# Prove that $\frac{(5^{10n})^5-1}{5^{10n}-1}$ is composite for all $n \in \mathbb{N}$

I am aware that by letting $x=5^{10n}$, one gets $\frac{x^5-1}{x-1}$, and that this is equal to the polynomial $x^4+x^3+x^2+x+1$, which is an integer. My current thinking is to somehow show that if $x-1$ has $k$ factors, $x^5-1$ has more than $k+1$ factors.

(If the opposite is true, then the fraction is prime, as the only way to get a prime number from a fraction of two non-primes is for the fraction to be of the form $\frac{jP}{j}$ for some non-prime $j$ and some prime $P$. )

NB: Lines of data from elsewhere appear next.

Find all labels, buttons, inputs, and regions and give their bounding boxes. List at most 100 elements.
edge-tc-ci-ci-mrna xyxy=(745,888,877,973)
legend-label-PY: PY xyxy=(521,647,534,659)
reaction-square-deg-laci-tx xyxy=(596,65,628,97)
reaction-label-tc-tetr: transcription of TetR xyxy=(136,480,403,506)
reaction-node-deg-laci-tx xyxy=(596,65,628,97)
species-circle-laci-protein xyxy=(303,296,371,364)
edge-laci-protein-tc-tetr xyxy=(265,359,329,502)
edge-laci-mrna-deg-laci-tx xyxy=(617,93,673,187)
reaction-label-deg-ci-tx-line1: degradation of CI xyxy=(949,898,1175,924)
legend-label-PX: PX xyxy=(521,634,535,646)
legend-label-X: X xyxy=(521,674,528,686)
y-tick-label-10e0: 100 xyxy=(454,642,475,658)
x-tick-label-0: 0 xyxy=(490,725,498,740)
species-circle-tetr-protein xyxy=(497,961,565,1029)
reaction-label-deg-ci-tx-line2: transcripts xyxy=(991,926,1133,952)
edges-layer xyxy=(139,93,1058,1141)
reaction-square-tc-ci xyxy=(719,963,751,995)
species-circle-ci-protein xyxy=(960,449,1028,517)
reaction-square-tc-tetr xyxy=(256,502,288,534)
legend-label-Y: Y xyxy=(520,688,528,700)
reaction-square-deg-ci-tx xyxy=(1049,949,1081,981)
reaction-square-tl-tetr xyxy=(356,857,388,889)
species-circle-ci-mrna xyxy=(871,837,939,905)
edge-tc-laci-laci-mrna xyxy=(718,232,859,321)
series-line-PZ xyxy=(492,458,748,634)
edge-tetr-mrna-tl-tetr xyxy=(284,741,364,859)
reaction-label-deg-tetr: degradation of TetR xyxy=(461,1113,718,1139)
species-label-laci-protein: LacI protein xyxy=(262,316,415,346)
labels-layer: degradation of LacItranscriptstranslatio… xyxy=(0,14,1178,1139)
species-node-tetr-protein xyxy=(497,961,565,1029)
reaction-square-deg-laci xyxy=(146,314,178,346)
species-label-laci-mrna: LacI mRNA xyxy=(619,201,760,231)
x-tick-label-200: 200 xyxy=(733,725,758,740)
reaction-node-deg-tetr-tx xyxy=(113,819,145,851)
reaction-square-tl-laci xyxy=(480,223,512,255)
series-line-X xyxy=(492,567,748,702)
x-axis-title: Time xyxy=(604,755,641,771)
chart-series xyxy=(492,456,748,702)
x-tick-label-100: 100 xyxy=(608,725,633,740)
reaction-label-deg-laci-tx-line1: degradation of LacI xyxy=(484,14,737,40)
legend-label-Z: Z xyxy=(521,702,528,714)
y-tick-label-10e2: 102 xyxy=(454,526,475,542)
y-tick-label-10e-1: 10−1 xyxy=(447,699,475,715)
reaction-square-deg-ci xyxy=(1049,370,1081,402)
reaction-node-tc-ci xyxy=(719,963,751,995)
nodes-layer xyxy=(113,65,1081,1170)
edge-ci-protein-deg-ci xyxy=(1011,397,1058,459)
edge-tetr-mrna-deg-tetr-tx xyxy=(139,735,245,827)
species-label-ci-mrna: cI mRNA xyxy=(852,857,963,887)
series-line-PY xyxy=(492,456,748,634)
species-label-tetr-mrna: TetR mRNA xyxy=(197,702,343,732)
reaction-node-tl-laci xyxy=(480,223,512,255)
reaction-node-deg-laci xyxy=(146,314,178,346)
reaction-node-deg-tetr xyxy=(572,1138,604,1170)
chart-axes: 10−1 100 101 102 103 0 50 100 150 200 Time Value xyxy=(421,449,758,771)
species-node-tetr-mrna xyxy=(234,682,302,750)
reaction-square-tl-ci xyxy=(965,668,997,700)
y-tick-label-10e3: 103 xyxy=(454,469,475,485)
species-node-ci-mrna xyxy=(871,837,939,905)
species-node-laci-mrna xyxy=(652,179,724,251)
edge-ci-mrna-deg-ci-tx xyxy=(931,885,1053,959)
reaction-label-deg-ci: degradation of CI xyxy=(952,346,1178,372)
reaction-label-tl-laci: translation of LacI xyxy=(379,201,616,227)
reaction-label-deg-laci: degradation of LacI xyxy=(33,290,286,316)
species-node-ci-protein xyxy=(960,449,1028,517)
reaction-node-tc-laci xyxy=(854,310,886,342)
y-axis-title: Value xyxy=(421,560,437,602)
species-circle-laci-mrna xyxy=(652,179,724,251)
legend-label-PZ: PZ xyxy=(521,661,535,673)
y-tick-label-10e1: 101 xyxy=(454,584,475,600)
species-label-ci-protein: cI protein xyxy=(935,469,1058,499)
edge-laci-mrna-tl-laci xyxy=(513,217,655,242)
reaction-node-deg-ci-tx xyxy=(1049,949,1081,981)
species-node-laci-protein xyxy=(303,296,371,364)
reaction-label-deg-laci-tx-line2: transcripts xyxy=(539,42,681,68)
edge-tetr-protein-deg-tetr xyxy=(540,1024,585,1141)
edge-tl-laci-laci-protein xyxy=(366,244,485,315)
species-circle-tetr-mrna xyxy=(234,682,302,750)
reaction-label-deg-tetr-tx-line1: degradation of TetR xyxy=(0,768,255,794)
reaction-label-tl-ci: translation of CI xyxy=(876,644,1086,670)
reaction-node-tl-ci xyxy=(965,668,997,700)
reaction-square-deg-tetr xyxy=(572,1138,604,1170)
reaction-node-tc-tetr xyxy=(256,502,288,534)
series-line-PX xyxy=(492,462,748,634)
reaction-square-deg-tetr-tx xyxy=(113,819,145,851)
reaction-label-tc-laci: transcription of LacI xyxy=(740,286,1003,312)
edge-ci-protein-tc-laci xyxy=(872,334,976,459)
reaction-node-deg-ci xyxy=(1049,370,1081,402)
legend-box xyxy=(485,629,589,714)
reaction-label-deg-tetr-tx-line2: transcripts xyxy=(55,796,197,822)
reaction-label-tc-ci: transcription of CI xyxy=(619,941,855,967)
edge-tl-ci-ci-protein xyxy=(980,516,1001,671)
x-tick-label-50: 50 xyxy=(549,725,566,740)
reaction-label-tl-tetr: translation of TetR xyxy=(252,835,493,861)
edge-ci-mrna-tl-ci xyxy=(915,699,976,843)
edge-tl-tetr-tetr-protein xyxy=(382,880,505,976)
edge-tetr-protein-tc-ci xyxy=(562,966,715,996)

Looking at the table in this link http://mersennewiki.org/index.php/5_Minus_Tables verifies this to be true by comparing $5^{50}-1$ and $5^{10}-1$, for example, but this does not amount to a proof.

I also note that I have read about cyclotomic/Aureifeuillian factorisation, with particular reference to this problem: Prove that $\frac{ 5^{125}-1}{ 5^{25}-1}$ is a composite number, though I do not believe this to be applicable for this problem.

I am also happy to receive an explanation about why this is not solvable, if it happens to be the case.

• – Jack D'Aurizio Sep 13 '16 at 12:52
• Reverse your exponents and factor by difference of squares on top and bottom. Then you can do your cyclotomic thing to both factors and that should give you a nice factorization. – B. Goddard Sep 13 '16 at 12:55
• @JackD'Aurizio The main problem I'm having with the Aurifeullian factorisation is if I let $n=1$, $5^{50}-1=(5^{10}-1)f(5^{10})$, then I need to solve for $5^{10}=5x^2$, as this is the required form of the argument of the cyclotomic polynomial, which comes to $5^{\frac{9}{2}}=x$. Am I doing something wrong? – user345795 Sep 13 '16 at 13:24
• Almost all these numbers seem to be multiples of $101 \times 251$. – Bob Happ Sep 13 '16 at 21:33

Here's what B. Goddard is saying in the comments:

$$\frac{(5^{10n})^5-1}{5^{10n}-1}=\frac{(5^{5n})^{10}-1}{(5^n)^{10}-1}=\frac{(5^{5n})^5-1}{(5^n)^5-1}\cdot\frac{(5^{5n})^5+1}{(5^n)^5+1}.$$

This is a product of two integers $>1$.